SPECIAL FOR MOTHER’S DAY: My Own Story of Depression Coming After Full-Blown Mania
This is dedicated to my mom who loved me and stood beside me when I was horrible to her. I will never be able to thank her enough for how she has been there for me and believed in me. I love you, Mom.
This is my personal story of experiencing severe depression after full blown mania at the age of sixteen.
For two weeks straight every emotion I ever had, came exploding out of my body. I was the full emotional spectrum all at once. And no one ever knew what they were going to get and much of it was aimed at my mom. My family was playing Russian roulette with a ticking time bomb made of their own flesh and blood. After multiple explosions, I finally depleted myself. And it was over. It was as though the lights went out and the mania that I had grown to love, before it got really nasty and ugly, was over.
The transition between mania and depression happened in my sleep during a nine hour car ride home from what was supposed to be a vacation.
I remember being like Satan’s spawn in the beginning of the car ride, wanting to buy a vicious dog so I could have it sick my mom. But by the time we arrived home. I was weak and quiet. Something put out my raging fire and I knew that what came next was not going to be good.
I went to sleep that night and woke up feeling like I was unable to move, but my body still worked good enough. All the emotion I had was gone. I felt nothing. Feeling nothing is the most horrible feeling ever.
It kept getting worse. I couldn’t think enough words to put a thought together, let alone express myself. It was like my brain was dead. However, I had the awareness of what was happening to me. It was like I was floating over myself, watching myself go through this but unable to do anything about it. If I could have hope, I probably would have hoped for someone to pull the plug or shoot me.

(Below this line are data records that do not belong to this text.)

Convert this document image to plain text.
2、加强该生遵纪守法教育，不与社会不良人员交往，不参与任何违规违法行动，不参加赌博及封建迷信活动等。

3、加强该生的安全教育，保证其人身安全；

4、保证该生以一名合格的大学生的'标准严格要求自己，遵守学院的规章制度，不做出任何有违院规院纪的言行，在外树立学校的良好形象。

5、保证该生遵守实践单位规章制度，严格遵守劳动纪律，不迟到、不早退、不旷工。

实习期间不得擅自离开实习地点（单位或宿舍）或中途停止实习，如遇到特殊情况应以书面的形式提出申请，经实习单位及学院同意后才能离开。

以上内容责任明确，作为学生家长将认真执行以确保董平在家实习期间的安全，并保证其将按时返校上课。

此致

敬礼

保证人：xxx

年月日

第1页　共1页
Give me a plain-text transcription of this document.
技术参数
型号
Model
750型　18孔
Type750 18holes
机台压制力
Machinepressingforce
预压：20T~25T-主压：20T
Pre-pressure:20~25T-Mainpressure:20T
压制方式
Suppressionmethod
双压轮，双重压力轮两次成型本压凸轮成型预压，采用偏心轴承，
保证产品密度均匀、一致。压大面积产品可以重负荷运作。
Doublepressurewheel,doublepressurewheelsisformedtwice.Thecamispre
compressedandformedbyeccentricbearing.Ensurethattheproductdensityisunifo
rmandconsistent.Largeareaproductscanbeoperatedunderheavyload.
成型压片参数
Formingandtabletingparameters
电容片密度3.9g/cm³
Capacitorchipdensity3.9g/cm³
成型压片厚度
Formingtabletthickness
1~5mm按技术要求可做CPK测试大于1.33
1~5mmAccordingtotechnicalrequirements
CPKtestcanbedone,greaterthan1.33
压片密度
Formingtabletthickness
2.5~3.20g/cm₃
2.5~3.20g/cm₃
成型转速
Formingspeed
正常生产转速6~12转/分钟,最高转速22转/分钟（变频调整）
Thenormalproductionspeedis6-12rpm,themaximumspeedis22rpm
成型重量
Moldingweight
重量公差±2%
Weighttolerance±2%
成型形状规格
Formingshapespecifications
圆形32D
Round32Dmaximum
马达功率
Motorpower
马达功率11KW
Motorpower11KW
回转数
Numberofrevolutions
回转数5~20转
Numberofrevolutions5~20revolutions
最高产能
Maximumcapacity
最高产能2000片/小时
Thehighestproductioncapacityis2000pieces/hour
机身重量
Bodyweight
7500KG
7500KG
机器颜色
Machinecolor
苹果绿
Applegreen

I believe two weeks went by in this state until Zooloft kicked in and my lithium was starting to work, maybe.
As Zooloft began working, I began to feel the fear and pain of depression.
I felt tremendous guilt for how I treated my family, particularly my mom, during my mania. I was horrible to her and wanted to hurt her badly. I feared that they would not love me anymore.
Then more shame and guilt hit me like a brick by blaming myself for grandmother’s death that occurred when I was thirteen because the night she had her final stroke, I resented her and wished she would go away so I could have my bedroom back. And I felt horrible for running away when my mom had cancer (at the same time my grandma died), when she needed me the most. All these feelings of powerlessness flooded me. I was swallowed by shame and guilt as I was coming out of this deep depression that was worse than death. Now that I could think, I couldn’t even think of reasons why I should live.
At that time I had forgotten about all the things that I did during my mania to my friends, teachers and in front of my peers at school that I could be held accountable for. I was lucky, people treated me with curiosity and kindness. I lost some close friends, but my best friend stood by my side (even though during mania I told him he needed to get me pregnant because our child would be the messiah….but that’s for another time and that story is on my websites).
Nonetheless, the medication started to work and I was able to get off the couch little by little. I didn’t admit this to my mom until I was an adult, but what saved me from this depression was her forcing me to go to summer school to take a creative writing class. I loved creative writing, but had no desire to do anything at the time.
I sat in that class with my cheek glued to the desk writing beautiful poetry about the ocean and doodling. When people asked me what’s wrong, I announced to the class, “I am crazy.”. No one knew how to respond to that, so they just gave me my space.
As the days passed, my face became less glued to the desk. I moved onto resting my face on my fists and eventually as my medication lithium fully kicked in I was able to sit up and participate in class.
This is quite embarrassing to admit, especially when I feel comfortable sharing a lot of stuff openly. Of all things, a multi-level marketing opportunity selling long-distance phone service deeply excited me and triggered me into a mild hypomanic state that lifted me completely out of the depression and stabilized me in that state. As the consequence of investing myself for a few years into a get rich scheme (that I will never do again), I began the process of re-building myself by immersing myself in personal growth books (I refused therapy because I hated therapy…even though I am a therapist now) (I’ll share more about these experiences in another blog down the line.)
Too this day, I will do anything I possibly can to prevent a manic episode, even though I can’t even put words to how amazing my full blown manic episode was….the depression was so bad, that the most beautiful experience I have had in life (not the nasty part of mania) is not worth it.
I hope sharing my own story of living with Bipolar Disorder is useful.